Member of the Amyotha Hluttaw
- Incumbent
- Assumed office 1 February 2016
- Constituency: Kayah State No.6
- Majority: 2576 votes

Personal details
- Born: 2 February 1976 (age 50) Demoso Township, Kayah State, Burma (Myanmar)
- Party: National League for Democracy
- Spouse: Fran Sis
- Parent(s): Byhar Rei (father) Thoe Moe (mother)
- Occupation: Politician

= Lwi Zar =

Burmese politician

 Lwi Zar (လွီးဇာ, also known as Kalaw Myahar, born 2 February 1976) is a Burmese politician who currently serves as a House of Nationalities member of parliament for Kayah State No. 6 constituency.

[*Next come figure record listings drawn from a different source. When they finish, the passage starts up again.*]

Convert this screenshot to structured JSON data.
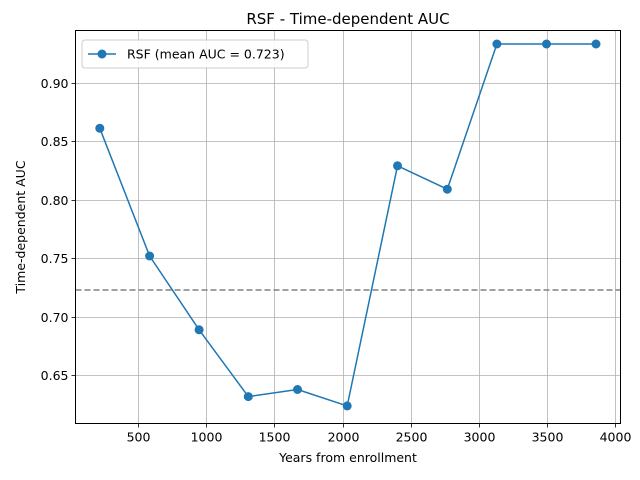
{
  "chart_data": {
    "type": "line",
    "title": "RSF - Time-dependent AUC",
    "xlabel": "Years from enrollment",
    "ylabel": "Time-dependent AUC",
    "xlim": [
      40,
      4040
    ],
    "ylim": [
      0.609,
      0.9445
    ],
    "xticks": [
      500,
      1000,
      1500,
      2000,
      2500,
      3000,
      3500,
      4000
    ],
    "xtick_labels": [
      "500",
      "1000",
      "1500",
      "2000",
      "2500",
      "3000",
      "3500",
      "4000"
    ],
    "yticks": [
      0.65,
      0.7,
      0.75,
      0.8,
      0.85,
      0.9
    ],
    "ytick_labels": [
      "0.65",
      "0.70",
      "0.75",
      "0.80",
      "0.85",
      "0.90"
    ],
    "grid": true,
    "legend_position": "top-left",
    "series": [
      {
        "name": "RSF (mean AUC = 0.723)",
        "color": "#1f77b4",
        "marker": "circle",
        "x": [
          218,
          584,
          947,
          1308,
          1669,
          2034,
          2403,
          2769,
          3133,
          3497,
          3860
        ],
        "y": [
          0.861,
          0.752,
          0.689,
          0.632,
          0.638,
          0.624,
          0.829,
          0.809,
          0.933,
          0.933,
          0.933
        ]
      }
    ],
    "reference_line": {
      "y": 0.723,
      "color": "#808080",
      "style": "dashed"
    }
  }
}
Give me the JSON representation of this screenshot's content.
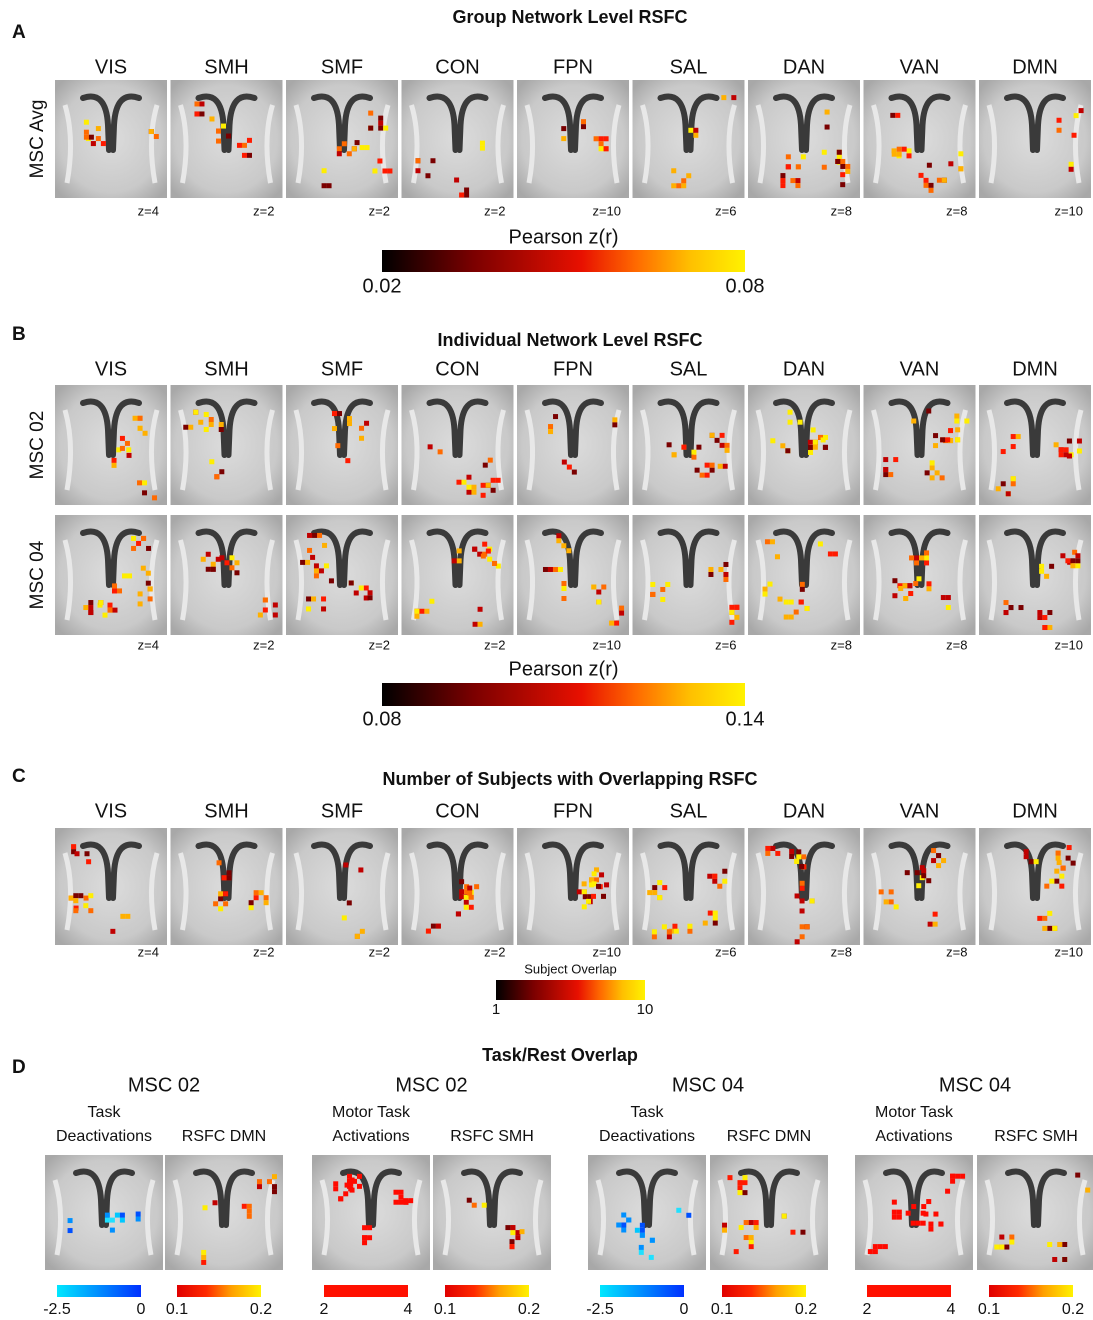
{
  "panel_a": {
    "label": "A",
    "title": "Group Network Level RSFC",
    "columns": [
      "VIS",
      "SMH",
      "SMF",
      "CON",
      "FPN",
      "SAL",
      "DAN",
      "VAN",
      "DMN"
    ],
    "rows": [
      "MSC Avg"
    ],
    "z_labels": [
      "z=4",
      "z=2",
      "z=2",
      "z=2",
      "z=10",
      "z=6",
      "z=8",
      "z=8",
      "z=10"
    ],
    "colorbar": {
      "title": "Pearson z(r)",
      "min": "0.02",
      "max": "0.08"
    }
  },
  "panel_b": {
    "label": "B",
    "title": "Individual Network Level RSFC",
    "columns": [
      "VIS",
      "SMH",
      "SMF",
      "CON",
      "FPN",
      "SAL",
      "DAN",
      "VAN",
      "DMN"
    ],
    "rows": [
      "MSC 02",
      "MSC 04"
    ],
    "z_labels": [
      "z=4",
      "z=2",
      "z=2",
      "z=2",
      "z=10",
      "z=6",
      "z=8",
      "z=8",
      "z=10"
    ],
    "colorbar": {
      "title": "Pearson z(r)",
      "min": "0.08",
      "max": "0.14"
    }
  },
  "panel_c": {
    "label": "C",
    "title": "Number of Subjects with Overlapping RSFC",
    "columns": [
      "VIS",
      "SMH",
      "SMF",
      "CON",
      "FPN",
      "SAL",
      "DAN",
      "VAN",
      "DMN"
    ],
    "z_labels": [
      "z=4",
      "z=2",
      "z=2",
      "z=2",
      "z=10",
      "z=6",
      "z=8",
      "z=8",
      "z=10"
    ],
    "colorbar": {
      "title": "Subject Overlap",
      "min": "1",
      "max": "10"
    }
  },
  "panel_d": {
    "label": "D",
    "title": "Task/Rest Overlap",
    "groups": [
      {
        "subject": "MSC 02",
        "images": [
          {
            "caption": [
              "Task",
              "Deactivations"
            ],
            "colorbar": {
              "min": "-2.5",
              "max": "0"
            }
          },
          {
            "caption": [
              "RSFC DMN"
            ],
            "colorbar": {
              "min": "0.1",
              "max": "0.2"
            }
          }
        ]
      },
      {
        "subject": "MSC 02",
        "images": [
          {
            "caption": [
              "Motor Task",
              "Activations"
            ],
            "colorbar": {
              "min": "2",
              "max": "4"
            }
          },
          {
            "caption": [
              "RSFC SMH"
            ],
            "colorbar": {
              "min": "0.1",
              "max": "0.2"
            }
          }
        ]
      },
      {
        "subject": "MSC 04",
        "images": [
          {
            "caption": [
              "Task",
              "Deactivations"
            ],
            "colorbar": {
              "min": "-2.5",
              "max": "0"
            }
          },
          {
            "caption": [
              "RSFC DMN"
            ],
            "colorbar": {
              "min": "0.1",
              "max": "0.2"
            }
          }
        ]
      },
      {
        "subject": "MSC 04",
        "images": [
          {
            "caption": [
              "Motor Task",
              "Activations"
            ],
            "colorbar": {
              "min": "2",
              "max": "4"
            }
          },
          {
            "caption": [
              "RSFC SMH"
            ],
            "colorbar": {
              "min": "0.1",
              "max": "0.2"
            }
          }
        ]
      }
    ]
  }
}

==Early life and education==
Lwi Zar was born on 2 February 1976 in Demoso Township, Kayah State, Burma (Myanmar).

==Political career==
Lwi Zar is a member of the National League for Democracy. In the 2015 Myanmar general election, she was elected as an Amyotha Hluttaw MP, winning a majority of 2,576 votes and elected representative from Kayah State No. 6 parliamentary constituency. She also serves as a member of Amyotha Hluttaw Health, Sports and Culture Committee.